Diagnosing and Rectifying Vision Models using Language

Authors: Yuhui Zhang, Jeff Z. HaoChen, Shih-Cheng Huang, Kuan-Chieh Wang, James Zou, Serena Yeung

ICLR 2023 | Conference PDF | Archive PDF | Plain Text | LLM Run Details

Reproducibility Variable Result LLM Response
Research Type Experimental On a range of image datasets with known error slices, we demonstrate that our method can effectively identify the error slices and influential attributes, and can further use language to rectify failure modes of the classifier. and In this section, we first demonstrate that text embeddings are good proxies for image embeddings in multi-modal contrastive representation space (Section 3.2). Based on that, we demonstrate how Dr ML successfully discovers error slices (Section 3.3), identifies influential attributes (Section 3.4), and further rectifies model misbehaviors on three datasets (Section 3.5).
Researcher Affiliation Academia Yuhui Zhang, Jeff Z. Hao Chen, Shih-Cheng Huang, Kuan-Chieh Wang, James Zou, Serena Yeung Stanford University, Stanford, CA 94305, USA {yuhuiz, jhaochen, mschuang, wangkua1, jamesz, syyeung}@stanford.edu
Pseudocode No The paper describes its methods through text and mathematical formulas but does not include any explicitly labeled "Pseudocode" or "Algorithm" blocks.

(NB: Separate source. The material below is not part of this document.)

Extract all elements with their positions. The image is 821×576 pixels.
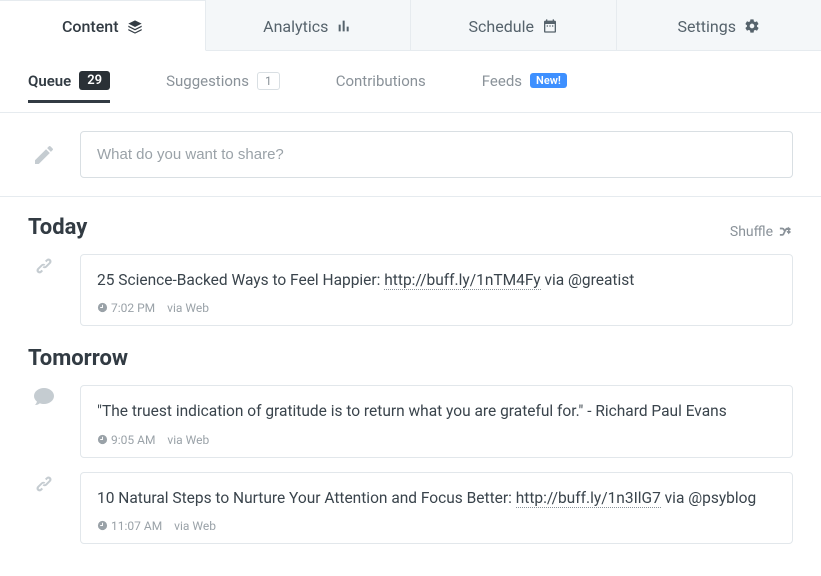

Open Source Code Yes We provide open-source implementation of our work at https://github.com/ yuhui-zh15/drml. The implementations will enable researchers to reproduce all the experiments described here as well as run their own analyses on additional multi-modal models and datasets.

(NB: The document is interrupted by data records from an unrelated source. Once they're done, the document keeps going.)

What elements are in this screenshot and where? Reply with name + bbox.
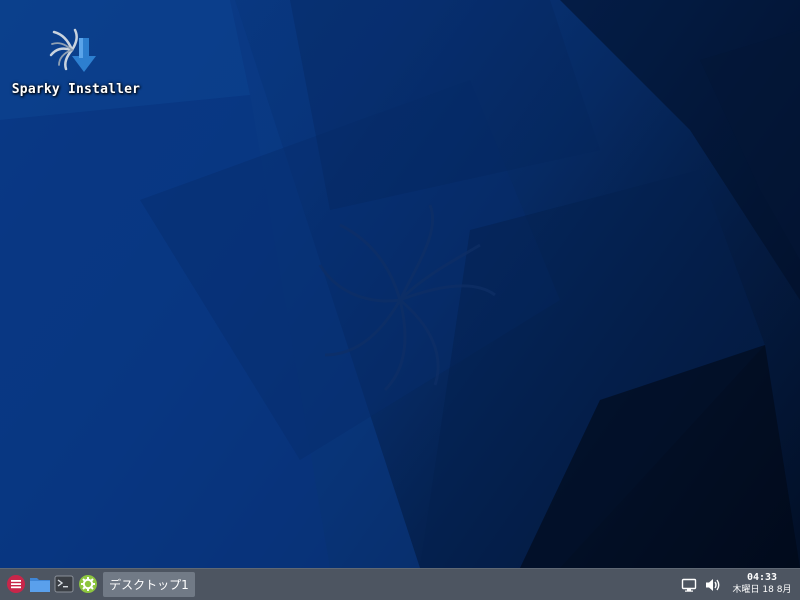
workspace-button[interactable]: デスクトップ1 [103,572,195,597]
terminal-button[interactable] [53,573,75,595]
clock-time: 04:33 [746,572,778,583]
installer-icon [48,26,104,80]
volume-tray-button[interactable] [703,575,723,595]
display-icon [681,578,697,592]
terminal-icon [54,575,74,593]
settings-icon [79,575,97,593]
folder-icon [30,578,50,592]
desktop-icon-sparky-installer[interactable]: Sparky Installer [8,26,144,106]
settings-button[interactable] [77,573,99,595]
app-menu-button[interactable] [5,573,27,595]
desktop[interactable]: Sparky Installer [0,0,800,568]
taskbar: デスクトップ1 04:33 木曜日 18 8月 [0,568,800,600]
menu-icon [7,575,25,593]
clock-date: 木曜日 18 8月 [732,585,792,595]
volume-icon [706,579,720,591]
file-manager-button[interactable] [29,573,51,595]
display-tray-button[interactable] [679,575,699,595]
clock[interactable]: 04:33 木曜日 18 8月 [726,572,798,598]
desktop-icon-label: Sparky Installer [11,82,141,97]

Open Datasets Yes For cross-modality transferability (Section 3.2), we use the MS-COCO dataset (Lin et al., 2014)... For model diagnosis and rectification, we simulate the three common types of model failures. For spurious correlation, we use the Waterbirds dataset (Sagawa et al., 2020)... For underrepresented data, we use Fair Faces (Karkkainen & Joo, 2021)... For unseen data, we use d Sprites V (Matthey et al., 2017)...
Dataset Splits Yes MS-COCO. We follow the standard MS-COCO dataset split, which includes 118K / 5K images for training / validation. and Waterbirds. We follow the standard Waterbirds dataset split, which includes 4.8K / 1.2K images for training / validation. and Fair Face. The final dataset contains 17K / 11K images for training / validation. and d Sprites V. Finally, it has 1.3K / 8.7K images for training / validation.
Hardware Specification No The paper does not provide specific details regarding the hardware used for running experiments, such as GPU or CPU models.
Software Dependencies No The paper mentions using "CLIP (Radford et al., 2021)" but does not specify a version number for CLIP or any other software dependencies.
Experiment Setup Yes We train the linear model or multi-layer perception for 25 epochs using the Adam optimizer with a fixed learning rate of 0.001. (Appendix B.5, Cross-modal Transferability Training Details) and We continue training the pre-trained linear model or multi-layer perception for 10 epochs using the Adam optimizer with a fixed learning rate of 0.001. (Appendix B.5, Model Rectification Training Details) and We reproduce GDRO on our datasets by adopting the official GDRO loss implementation to our code base. We use all the same hyperparameters they use in the paper, where important hyperparameters include l2 penalty strength α = 0.2 and group adjustment γ = 0.1. (Appendix C.3) and We also perform a hyperparameter search on the upsampling weight λup {5, 20, 50}, which is a very important hyperparameter based on the paper. The best λup is 20 for Waterbirds and 5 for Fair Face. (Appendix C.3).